Even a moderate emission scenario can increase the intensity of typhoons like Haiyan by 14%, besides making them more frequent, says a new analysis.

Haiyan, which devastated the Philippines in November 2013, was one of the strongest ocean storms ever recorded, killing at least 6,300 people.

Nasa, the National Science Foundation and NOAA-funded study, led by researchers at the Scripps Institution of Oceanography, UC San Diego, found that ocean temperature was the strongest influencing factor in determining the intensity of storms.

The unusual upper ocean warming rates over the low-latitude northwestern Pacific have already intensified storms in the region as the warmer water provides more fuel for storm intensity.

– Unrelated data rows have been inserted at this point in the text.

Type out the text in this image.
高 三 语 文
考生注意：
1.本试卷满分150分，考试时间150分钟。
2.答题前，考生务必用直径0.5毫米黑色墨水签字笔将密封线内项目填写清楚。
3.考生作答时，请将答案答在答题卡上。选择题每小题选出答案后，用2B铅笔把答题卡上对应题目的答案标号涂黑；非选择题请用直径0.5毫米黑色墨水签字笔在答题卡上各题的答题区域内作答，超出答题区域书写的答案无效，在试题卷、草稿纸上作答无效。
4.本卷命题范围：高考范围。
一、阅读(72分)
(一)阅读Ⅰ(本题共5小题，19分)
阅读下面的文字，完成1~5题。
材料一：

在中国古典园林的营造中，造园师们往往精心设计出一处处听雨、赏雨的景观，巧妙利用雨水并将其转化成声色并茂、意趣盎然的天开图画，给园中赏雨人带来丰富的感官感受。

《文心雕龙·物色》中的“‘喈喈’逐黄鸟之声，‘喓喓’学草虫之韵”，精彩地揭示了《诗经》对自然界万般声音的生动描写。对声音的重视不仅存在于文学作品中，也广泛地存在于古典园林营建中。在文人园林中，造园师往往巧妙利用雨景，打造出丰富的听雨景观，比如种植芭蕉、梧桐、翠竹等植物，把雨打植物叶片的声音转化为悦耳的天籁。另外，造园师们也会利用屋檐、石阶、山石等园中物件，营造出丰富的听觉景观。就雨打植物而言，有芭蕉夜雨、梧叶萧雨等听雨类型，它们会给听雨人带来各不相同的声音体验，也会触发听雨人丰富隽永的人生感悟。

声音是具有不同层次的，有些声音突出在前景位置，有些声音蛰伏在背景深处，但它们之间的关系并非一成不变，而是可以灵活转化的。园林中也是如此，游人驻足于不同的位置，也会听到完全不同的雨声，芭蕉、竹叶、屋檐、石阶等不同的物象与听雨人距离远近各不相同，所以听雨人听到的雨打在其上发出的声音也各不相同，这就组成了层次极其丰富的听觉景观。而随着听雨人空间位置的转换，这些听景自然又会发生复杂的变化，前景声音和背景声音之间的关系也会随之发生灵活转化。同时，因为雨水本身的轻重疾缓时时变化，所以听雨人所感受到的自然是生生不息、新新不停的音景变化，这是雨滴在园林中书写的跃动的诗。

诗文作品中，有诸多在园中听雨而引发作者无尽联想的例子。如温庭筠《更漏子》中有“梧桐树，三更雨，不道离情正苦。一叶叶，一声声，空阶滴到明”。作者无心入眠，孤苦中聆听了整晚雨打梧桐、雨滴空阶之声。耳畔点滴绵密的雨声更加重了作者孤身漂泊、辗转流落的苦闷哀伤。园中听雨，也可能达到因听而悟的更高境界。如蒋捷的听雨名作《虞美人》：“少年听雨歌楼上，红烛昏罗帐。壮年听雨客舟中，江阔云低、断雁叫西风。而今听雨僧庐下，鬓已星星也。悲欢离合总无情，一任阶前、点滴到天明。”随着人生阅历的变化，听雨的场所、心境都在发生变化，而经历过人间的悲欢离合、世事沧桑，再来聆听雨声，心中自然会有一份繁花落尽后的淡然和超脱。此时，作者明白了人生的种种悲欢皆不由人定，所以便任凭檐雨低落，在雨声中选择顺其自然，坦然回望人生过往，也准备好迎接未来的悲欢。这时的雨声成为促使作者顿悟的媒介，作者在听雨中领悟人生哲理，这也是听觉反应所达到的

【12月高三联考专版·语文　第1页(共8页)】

The study covering 850 typhoons in the western Pacific region found the intensity of the damaging storms has increased by about 10% since the 1970s, said Wei Mei, the lead author of the study.

The team used a climate model that projects carbon dioxide-equivalent levels will reach 550 parts per million by 2060, up from the present 404 ppm level.

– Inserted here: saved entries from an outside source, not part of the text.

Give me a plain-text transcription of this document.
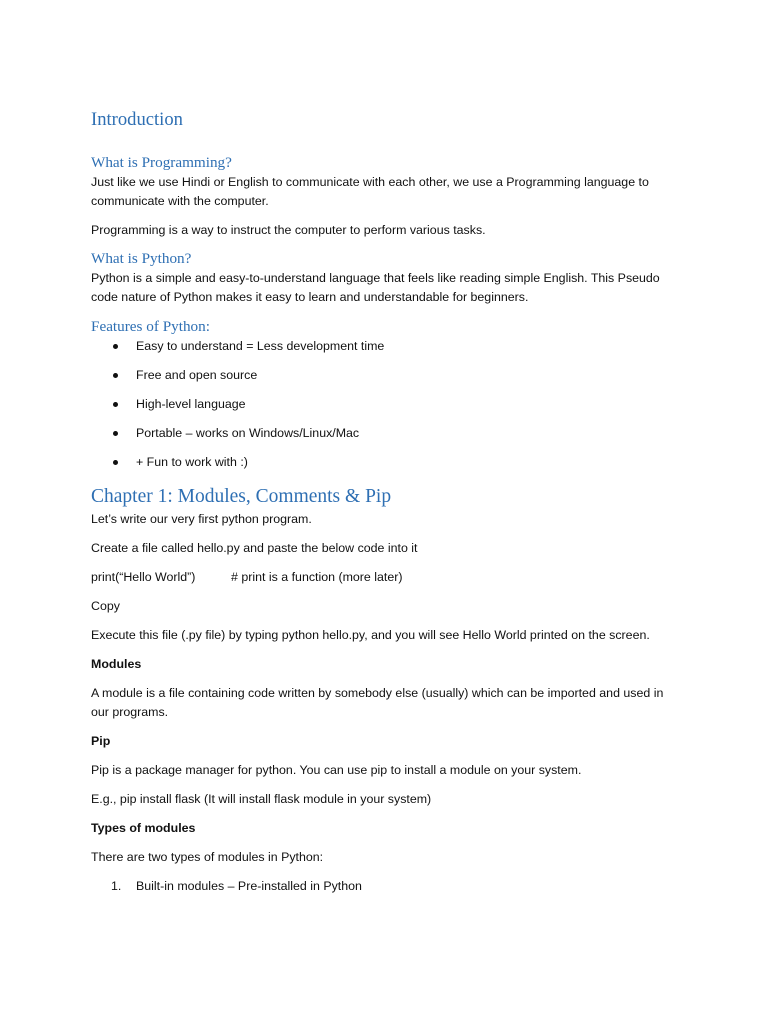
Introduction
What is Programming?

Just like we use Hindi or English to communicate with each other, we use a Programming language to communicate with the computer.

Programming is a way to instruct the computer to perform various tasks.

What is Python?

Python is a simple and easy-to-understand language that feels like reading simple English. This Pseudo code nature of Python makes it easy to learn and understandable for beginners.

Features of Python:
Easy to understand = Less development time
Free and open source
High-level language
Portable – works on Windows/Linux/Mac
+ Fun to work with :)
Chapter 1: Modules, Comments & Pip

Let’s write our very first python program.

Create a file called hello.py and paste the below code into it

print(“Hello World”)	# print is a function (more later)

Copy

Execute this file (.py file) by typing python hello.py, and you will see Hello World printed on the screen.

Modules

A module is a file containing code written by somebody else (usually) which can be imported and used in our programs.

Pip

Pip is a package manager for python. You can use pip to install a module on your system.

E.g., pip install flask (It will install flask module in your system)

Types of modules

There are two types of modules in Python:

1. Built-in modules – Pre-installed in Python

The intensity could go beyond 14% rise for emissions beyond that.

The study projects that by the year 2100, the temperature of the upper ocean will be more than 1.6 degrees Celsius higher than the baseline average of the 50-year period from 1955-2005.

The study appears in the journal Science Advances.

Storm intensity

The team looked at storm intensity as composed of two aspects – rate of acceleration and intensification duration.

They found that ocean temperature most strongly correlated to the rate of cyclone intensification, compared to atmospheric factors such as wind shear, atmospheric pressure and vorticity.

The strength and duration of a cyclone depend on pre-storm sea surface temperature and difference in temperature between the surface and subsurface.

A warmer sea surface generally provides more energy for storm development but this can be offset by a large change in temperature from the surface to subsurface. Strong winds can churn the waters and bring cold water up and cool the surface.

The authors showed that in the current climate scenario, both factors contribute nearly equally.

But with warming, sea surface temperature change dominates, because the subsurface ocean warms at a similar pace as the surface, resulting in a modest temperature gradient.

"Our findings provide the first observational evidence for the dominance of upper ocean thermal structure in the interannual-to-decadal variability of typhoon lifetime peak intensity," said co-author Shang-Ping Xie, the Roger Revelle Chair in Environmental Science at Scripps.

El Niño conditions where rising sea surface temperatures in the Pacific Ocean is transferred to land by the wind are being cited for the recent flooding in Texas. El Niño shifted the location of the subtropical jetstream in this case.

Warmer temperatures mean the air can hold more moisture and make storms stronger. While climate change does not cause these events, it worsens them.